The members of Hamilton's Monster Truck are gearing up for the biggest summer of their lives.
Fresh off a Juno nod for breakthrough group of the year, the band's newest single Sweet Mountain River has climbed to number two on the Canadian rock radio charts.
Couple that with a new album dropping this month and tours on the horizon with Alice in Chains and Sevendust, and things are looking pretty rosy for Hamilton's favourite throwback riff-rock band.
"It's a pretty exciting time for us," said bassist and lead singer Jon Harvey. "This is the most success I've ever seen playing music."
That's not for lack of experience. Members of Monster Truck came to the band honestly, after years of slugging it out in popular local groups like The Reason and St. Alvia Cartel. They play a kind of music often reserved for bar bands — tuned down, riff-heavy rock and roll, smothered with shimmering organ lines.
It was a conscious choice to go for that sort of sound, Harvey says. "We'd go to shows and hate what we were seeing, and didn't like what was on the radio," he said. "I just want to play what I want to hear."
And what they want to hear is sincere, classic rock and roll. "There's so much driven by just oversexed plastic elements in pop and rock that it loses all of its sincerity and all its goodness to appease the little desires we have in our subconscious," Harvey said. "I think real enjoyment and experiencing something real is far more valuable than any marketing gimmick."
'Hopefully they don't throw stuff at us'
The band has found increasing success on the back of its live show and two EPs — a self-titled effort and 2004's The Brown EP. Since then, they've played with some big names, from parody hair metal act Steel Panther to Terry and Deaner of Fubar fame — while driving through the streets of Toronto on a flatbed truck, no less.
They've also opened for rock legends Deep Purple, probably the biggest show of their careers to date.
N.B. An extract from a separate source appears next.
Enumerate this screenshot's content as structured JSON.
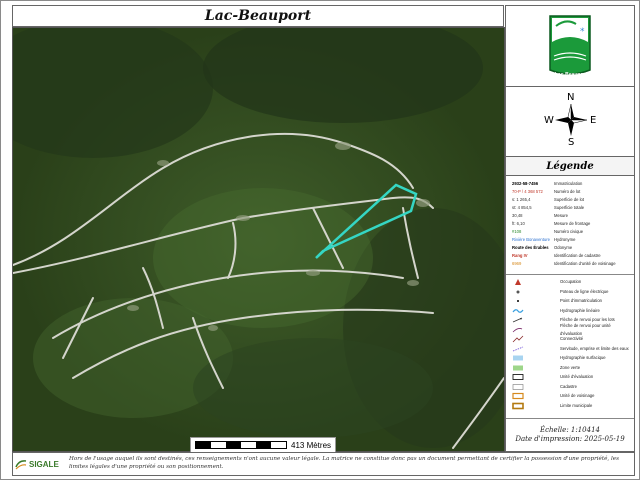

Next week they'll hit the road across the U.S. with Sevendust, a nu metal band that's decidedly outside their usual kind of show mates.
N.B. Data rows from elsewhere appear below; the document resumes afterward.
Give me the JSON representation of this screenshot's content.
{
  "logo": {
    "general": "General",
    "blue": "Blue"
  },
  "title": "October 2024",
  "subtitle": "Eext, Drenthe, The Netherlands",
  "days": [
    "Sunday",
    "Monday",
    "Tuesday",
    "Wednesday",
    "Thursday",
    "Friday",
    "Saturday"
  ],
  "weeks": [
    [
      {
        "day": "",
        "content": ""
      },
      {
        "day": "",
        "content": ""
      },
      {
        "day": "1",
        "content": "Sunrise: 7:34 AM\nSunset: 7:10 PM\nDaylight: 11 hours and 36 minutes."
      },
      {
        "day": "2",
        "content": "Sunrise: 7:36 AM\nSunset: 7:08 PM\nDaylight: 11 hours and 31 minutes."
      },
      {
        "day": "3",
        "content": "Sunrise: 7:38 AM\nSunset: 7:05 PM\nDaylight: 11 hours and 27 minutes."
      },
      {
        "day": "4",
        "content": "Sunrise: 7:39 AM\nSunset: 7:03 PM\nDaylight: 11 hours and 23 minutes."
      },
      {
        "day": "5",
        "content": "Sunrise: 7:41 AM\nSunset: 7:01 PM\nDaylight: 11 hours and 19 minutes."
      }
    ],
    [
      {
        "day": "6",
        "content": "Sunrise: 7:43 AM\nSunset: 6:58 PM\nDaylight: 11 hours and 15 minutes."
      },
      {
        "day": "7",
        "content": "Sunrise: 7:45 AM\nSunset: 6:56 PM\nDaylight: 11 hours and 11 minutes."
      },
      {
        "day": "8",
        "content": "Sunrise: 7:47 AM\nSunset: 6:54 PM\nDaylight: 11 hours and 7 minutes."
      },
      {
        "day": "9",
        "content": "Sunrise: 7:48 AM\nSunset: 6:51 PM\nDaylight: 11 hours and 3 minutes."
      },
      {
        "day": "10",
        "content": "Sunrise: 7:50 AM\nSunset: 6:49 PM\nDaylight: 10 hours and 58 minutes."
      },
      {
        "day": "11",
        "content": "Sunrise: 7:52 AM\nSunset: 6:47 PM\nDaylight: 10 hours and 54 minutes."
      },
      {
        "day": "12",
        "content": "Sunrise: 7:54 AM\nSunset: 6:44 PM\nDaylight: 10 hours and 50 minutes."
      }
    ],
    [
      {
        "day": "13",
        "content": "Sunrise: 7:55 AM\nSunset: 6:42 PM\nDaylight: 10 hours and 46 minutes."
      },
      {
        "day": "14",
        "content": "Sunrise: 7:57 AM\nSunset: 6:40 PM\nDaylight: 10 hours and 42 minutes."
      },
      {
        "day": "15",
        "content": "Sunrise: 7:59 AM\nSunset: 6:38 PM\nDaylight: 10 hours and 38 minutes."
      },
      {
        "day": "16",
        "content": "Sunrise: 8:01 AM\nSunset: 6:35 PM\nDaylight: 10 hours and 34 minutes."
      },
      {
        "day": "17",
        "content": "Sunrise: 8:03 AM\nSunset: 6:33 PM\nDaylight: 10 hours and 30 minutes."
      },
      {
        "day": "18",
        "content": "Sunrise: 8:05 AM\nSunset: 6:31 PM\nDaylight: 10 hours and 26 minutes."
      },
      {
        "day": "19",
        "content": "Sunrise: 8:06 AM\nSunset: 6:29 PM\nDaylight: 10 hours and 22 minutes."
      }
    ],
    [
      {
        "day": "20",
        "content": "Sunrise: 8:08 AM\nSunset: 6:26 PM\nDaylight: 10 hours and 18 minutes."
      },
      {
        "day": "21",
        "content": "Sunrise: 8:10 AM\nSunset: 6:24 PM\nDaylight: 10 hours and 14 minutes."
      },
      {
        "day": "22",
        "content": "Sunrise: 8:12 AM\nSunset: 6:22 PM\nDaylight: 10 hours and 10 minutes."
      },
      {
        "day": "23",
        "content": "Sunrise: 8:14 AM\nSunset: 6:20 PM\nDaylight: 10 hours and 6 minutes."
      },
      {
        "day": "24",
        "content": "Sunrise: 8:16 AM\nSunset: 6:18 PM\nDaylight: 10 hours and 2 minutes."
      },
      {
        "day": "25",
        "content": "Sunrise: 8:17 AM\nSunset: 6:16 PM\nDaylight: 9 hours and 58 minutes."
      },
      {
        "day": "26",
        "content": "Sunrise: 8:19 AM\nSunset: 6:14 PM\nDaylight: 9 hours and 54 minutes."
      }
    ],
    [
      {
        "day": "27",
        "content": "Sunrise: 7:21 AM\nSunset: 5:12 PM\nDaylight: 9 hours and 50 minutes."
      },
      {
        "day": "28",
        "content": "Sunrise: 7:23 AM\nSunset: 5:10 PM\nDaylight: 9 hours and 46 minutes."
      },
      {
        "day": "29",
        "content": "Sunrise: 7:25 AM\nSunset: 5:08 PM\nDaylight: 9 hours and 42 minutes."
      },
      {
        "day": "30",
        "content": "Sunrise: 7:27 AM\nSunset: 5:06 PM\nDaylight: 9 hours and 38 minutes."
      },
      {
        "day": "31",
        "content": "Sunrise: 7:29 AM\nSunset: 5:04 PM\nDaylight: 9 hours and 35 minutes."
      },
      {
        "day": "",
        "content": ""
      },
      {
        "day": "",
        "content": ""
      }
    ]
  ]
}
"We're not sure how we're going to connect with that kind of crowd, but we'll see, won't we?" Harvey said. "Hopefully their fans like us and don't throw stuff at us," he laughed.
Then it's off to Vancouver on Canada Day to start a tour with 90s grunge icons Alice in Chains. Hamiltonians clamoring for a dose of Monster Truck will have to wait a little while for a hometown show, as nothing has been announced throughout the summer. You can, however, see them at Edgefest in Toronto's Downsview Park on July 31.
In the middle of that hectic touring schedule, the band's new record Furiosity is set to drop on May 28. Harvey calls it a well-rounded rock and roll record with a lot of throwback elements that's "also as current as the music we like — which for the most part is pre-2000s."
"It's basically a good time."
You can buy the record's first single Sweet Mountain River right now on iTunes. The song is upbeat but accessible — with hints of Mississippi Queen's good time groove percolating in the background.
"That was definitely the most — for lack of a better word — radio friendly song we had on there," Harvey said. "But there's a bunch of way heavier tracks on there. We're always going to play heavy tunes."
Harvey says the band is just trying to put out a record with plenty of variety, just like their favourite Led Zeppelin records.
"I like albums that sound different all the way through," he said.
"If I wanted to listen to one song over and over again I'd just keep buying AC/DC records."